Figure 1 Proteomic analysis of wild-type purifications. (A) Venn diagram of previous knowledge of SAGA/ADA complexes: Using information obtained from the literature, the SAGA and ADA complexes were represented in a Venn diagram to indicate shared and specific (more ...)
Due to the complexity of the SAGA/ADA protein complex network, we reasoned that it is an ideal system to test our approach. Furthermore, partial structural information has been established for the SAGA complex, which therefore provides an objective to evaluate our method. Using electron microscopy (EM), Wu et al (2004)
determined the first low-resolution 3D model of the SAGA complex; however, this study only localized 9 of the 19 known subunits of SAGA and the DUB module was not known to be part of SAGA at that time. On the other hand, two recent studies also determined the high-resolution structure of the four subunits of the DUB module (Kohler et al, 2010
; Samara et al, 2010
). Since these studies characterized only portions of the SAGA complex, there is no complete model for the architecture of SAGA. Here, we aimed to improve our understanding of the organization of proteins within the complex as well as to identify any components missing from earlier studies.
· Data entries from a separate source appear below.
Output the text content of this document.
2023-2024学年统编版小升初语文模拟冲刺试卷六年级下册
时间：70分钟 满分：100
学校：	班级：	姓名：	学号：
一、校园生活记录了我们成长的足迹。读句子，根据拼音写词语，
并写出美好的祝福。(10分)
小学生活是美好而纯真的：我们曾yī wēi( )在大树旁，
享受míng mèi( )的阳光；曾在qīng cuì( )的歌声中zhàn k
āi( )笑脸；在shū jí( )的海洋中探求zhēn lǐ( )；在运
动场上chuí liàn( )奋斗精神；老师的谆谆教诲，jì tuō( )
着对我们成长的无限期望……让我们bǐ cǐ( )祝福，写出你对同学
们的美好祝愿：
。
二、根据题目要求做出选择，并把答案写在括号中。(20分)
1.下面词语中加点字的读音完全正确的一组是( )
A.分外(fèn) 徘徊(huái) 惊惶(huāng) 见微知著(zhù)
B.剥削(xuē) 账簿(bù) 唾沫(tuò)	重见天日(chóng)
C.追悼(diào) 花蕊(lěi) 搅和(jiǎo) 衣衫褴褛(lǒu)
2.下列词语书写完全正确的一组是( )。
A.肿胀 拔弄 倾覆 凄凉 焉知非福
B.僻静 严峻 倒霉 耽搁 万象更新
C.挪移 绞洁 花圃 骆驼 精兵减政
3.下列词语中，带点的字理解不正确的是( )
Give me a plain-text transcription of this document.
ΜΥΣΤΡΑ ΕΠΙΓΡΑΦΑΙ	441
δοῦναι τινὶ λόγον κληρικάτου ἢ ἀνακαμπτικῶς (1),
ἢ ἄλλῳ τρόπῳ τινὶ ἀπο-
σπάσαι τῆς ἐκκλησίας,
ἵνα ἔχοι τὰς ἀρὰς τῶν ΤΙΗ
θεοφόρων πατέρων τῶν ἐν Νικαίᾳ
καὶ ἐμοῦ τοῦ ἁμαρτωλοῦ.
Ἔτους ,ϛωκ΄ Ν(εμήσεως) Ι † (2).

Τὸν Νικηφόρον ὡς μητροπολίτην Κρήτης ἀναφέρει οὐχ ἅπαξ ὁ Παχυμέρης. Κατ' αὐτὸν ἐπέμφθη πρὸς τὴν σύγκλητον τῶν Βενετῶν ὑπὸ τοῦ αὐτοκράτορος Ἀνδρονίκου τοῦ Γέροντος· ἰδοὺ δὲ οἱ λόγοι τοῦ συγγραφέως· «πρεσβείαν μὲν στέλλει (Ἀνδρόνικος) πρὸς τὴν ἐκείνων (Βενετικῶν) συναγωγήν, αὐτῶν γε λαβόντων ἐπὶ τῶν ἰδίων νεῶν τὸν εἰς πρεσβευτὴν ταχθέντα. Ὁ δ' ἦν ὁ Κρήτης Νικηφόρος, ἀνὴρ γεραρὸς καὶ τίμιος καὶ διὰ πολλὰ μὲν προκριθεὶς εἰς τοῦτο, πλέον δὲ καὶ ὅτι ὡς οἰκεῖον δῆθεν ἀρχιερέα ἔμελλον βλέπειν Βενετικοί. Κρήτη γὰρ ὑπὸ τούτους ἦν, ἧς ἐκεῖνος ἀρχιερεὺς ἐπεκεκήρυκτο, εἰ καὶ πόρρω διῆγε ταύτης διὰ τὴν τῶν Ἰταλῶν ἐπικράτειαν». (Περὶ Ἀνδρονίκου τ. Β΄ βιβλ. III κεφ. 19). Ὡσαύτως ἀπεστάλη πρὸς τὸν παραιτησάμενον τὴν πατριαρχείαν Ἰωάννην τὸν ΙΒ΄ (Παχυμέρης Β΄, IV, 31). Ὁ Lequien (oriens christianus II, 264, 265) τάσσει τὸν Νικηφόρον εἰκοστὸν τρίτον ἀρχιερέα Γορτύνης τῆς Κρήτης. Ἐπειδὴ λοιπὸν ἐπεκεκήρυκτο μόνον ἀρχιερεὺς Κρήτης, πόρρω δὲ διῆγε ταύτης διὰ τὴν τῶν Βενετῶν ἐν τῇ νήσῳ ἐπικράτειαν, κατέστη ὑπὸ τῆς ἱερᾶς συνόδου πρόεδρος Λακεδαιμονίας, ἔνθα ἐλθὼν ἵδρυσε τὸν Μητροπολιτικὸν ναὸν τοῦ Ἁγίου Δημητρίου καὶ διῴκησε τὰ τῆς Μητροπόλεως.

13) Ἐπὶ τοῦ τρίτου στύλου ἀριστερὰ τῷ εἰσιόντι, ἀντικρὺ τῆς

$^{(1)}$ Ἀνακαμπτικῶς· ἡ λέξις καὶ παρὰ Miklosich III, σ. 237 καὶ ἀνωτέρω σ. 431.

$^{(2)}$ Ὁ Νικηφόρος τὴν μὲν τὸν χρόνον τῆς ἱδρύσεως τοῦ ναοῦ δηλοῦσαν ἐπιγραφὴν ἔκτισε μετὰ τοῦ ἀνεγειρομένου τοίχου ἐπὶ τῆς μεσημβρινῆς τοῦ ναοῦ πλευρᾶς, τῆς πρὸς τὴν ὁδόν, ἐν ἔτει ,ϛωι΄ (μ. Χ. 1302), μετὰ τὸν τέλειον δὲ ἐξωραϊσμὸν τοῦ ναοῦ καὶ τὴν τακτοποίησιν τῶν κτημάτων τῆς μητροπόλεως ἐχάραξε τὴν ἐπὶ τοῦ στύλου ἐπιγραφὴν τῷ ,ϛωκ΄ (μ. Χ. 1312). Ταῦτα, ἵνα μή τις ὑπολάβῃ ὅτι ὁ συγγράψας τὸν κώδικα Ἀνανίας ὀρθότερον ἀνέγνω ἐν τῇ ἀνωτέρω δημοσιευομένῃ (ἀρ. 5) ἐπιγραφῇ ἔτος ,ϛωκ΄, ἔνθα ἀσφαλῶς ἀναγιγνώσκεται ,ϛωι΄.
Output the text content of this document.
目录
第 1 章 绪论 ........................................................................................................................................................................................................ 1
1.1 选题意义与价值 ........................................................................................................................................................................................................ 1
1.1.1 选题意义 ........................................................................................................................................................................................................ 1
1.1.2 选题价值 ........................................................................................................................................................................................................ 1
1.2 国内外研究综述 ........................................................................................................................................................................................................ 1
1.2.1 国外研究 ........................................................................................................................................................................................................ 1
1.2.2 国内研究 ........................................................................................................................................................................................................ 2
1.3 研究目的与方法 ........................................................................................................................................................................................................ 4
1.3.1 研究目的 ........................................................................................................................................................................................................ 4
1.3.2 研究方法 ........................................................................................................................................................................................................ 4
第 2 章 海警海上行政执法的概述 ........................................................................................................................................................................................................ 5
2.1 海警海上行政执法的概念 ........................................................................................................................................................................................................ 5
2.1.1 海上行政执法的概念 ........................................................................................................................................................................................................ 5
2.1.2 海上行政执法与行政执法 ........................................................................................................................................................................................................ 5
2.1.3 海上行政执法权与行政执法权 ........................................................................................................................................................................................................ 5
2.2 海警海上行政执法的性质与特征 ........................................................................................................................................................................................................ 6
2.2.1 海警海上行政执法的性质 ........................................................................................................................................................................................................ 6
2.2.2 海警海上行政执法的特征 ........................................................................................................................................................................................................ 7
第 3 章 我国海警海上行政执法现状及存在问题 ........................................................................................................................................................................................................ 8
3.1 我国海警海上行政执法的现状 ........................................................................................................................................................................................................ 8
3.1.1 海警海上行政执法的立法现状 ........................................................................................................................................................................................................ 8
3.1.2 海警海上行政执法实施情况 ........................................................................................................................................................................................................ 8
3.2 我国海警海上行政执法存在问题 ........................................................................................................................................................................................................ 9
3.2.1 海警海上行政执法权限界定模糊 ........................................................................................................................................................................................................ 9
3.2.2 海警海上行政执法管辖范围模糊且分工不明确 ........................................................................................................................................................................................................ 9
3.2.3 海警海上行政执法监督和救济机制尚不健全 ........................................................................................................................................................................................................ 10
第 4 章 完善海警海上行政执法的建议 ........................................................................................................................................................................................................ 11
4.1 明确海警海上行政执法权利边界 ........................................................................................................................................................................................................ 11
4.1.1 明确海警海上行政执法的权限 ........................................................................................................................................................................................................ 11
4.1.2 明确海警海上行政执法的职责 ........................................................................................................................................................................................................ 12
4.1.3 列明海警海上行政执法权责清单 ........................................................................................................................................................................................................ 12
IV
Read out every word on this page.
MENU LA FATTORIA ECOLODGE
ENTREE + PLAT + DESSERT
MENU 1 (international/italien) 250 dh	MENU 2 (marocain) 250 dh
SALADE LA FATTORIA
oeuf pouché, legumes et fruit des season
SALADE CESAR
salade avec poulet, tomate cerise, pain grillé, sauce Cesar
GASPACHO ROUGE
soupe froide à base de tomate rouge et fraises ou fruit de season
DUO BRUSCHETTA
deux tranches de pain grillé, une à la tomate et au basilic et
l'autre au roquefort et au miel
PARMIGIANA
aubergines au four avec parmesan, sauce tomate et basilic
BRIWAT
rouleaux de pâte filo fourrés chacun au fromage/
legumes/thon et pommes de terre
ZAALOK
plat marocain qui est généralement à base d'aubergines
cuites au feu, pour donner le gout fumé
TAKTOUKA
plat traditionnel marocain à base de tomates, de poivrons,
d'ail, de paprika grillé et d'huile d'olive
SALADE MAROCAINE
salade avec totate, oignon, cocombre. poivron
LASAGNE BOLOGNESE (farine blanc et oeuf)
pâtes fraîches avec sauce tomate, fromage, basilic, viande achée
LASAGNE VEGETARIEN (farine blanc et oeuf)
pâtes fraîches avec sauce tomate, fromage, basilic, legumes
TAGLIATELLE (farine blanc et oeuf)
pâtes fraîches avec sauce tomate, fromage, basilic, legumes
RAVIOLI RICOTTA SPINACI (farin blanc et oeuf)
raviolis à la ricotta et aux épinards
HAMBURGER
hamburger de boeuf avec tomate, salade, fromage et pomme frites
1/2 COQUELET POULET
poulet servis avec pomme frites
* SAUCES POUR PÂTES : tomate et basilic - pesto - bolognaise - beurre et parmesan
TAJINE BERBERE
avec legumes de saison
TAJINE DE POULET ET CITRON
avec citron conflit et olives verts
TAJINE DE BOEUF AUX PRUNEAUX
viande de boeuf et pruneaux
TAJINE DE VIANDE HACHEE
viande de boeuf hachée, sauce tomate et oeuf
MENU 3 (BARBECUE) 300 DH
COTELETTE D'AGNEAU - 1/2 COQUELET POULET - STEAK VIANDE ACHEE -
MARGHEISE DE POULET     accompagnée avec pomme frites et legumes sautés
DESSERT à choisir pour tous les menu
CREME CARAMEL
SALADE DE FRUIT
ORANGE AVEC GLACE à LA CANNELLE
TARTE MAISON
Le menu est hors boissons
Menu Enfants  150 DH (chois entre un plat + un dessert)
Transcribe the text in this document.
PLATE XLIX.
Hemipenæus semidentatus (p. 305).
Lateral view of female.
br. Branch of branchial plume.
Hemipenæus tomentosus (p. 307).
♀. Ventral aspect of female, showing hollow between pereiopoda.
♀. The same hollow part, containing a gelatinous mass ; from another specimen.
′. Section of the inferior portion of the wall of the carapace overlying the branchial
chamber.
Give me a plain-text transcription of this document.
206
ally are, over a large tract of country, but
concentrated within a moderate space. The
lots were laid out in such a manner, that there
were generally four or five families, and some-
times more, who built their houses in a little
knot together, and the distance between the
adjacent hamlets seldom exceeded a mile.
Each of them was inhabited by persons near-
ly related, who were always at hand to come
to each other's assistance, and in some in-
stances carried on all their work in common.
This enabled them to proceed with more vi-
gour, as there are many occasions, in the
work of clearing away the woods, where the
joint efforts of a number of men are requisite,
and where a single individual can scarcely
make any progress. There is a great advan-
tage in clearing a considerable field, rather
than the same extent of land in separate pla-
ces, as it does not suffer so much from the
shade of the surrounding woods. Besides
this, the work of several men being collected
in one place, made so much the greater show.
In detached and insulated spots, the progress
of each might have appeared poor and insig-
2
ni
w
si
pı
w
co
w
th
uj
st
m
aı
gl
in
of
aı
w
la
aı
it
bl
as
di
Using our method, we confirmed all known components of the DUB and HAT modules, and furthermore revealed that the HAT module contains an additional protein, Sgf29, that is present in all Gcn5 complexes. Sgf29 mutants resemble those in Ada2, Ada3 and Gcn5 by displaying classic ADA phenotypes (Berger et al, 1992
). We also identified a novel subunit of the ADA complex, which we termed Ahc2. The most intriguing observation revealed through our analysis is that the SAGA complex consists of five distinct modules. In addition to the previously described DUB, HAT/Core and ADA modules, we identified two novel modules, which we termed SA_SPT (i.e. Saga-associated SuPpressors of Ty) and SA_TAF (i.e. Saga-associated TATA-binding protein-associated factors). Unexpectedly, these modules, which are responsible for the different functions of the SAGA complex, are capable of assembling independently from the remaining modules of the complex.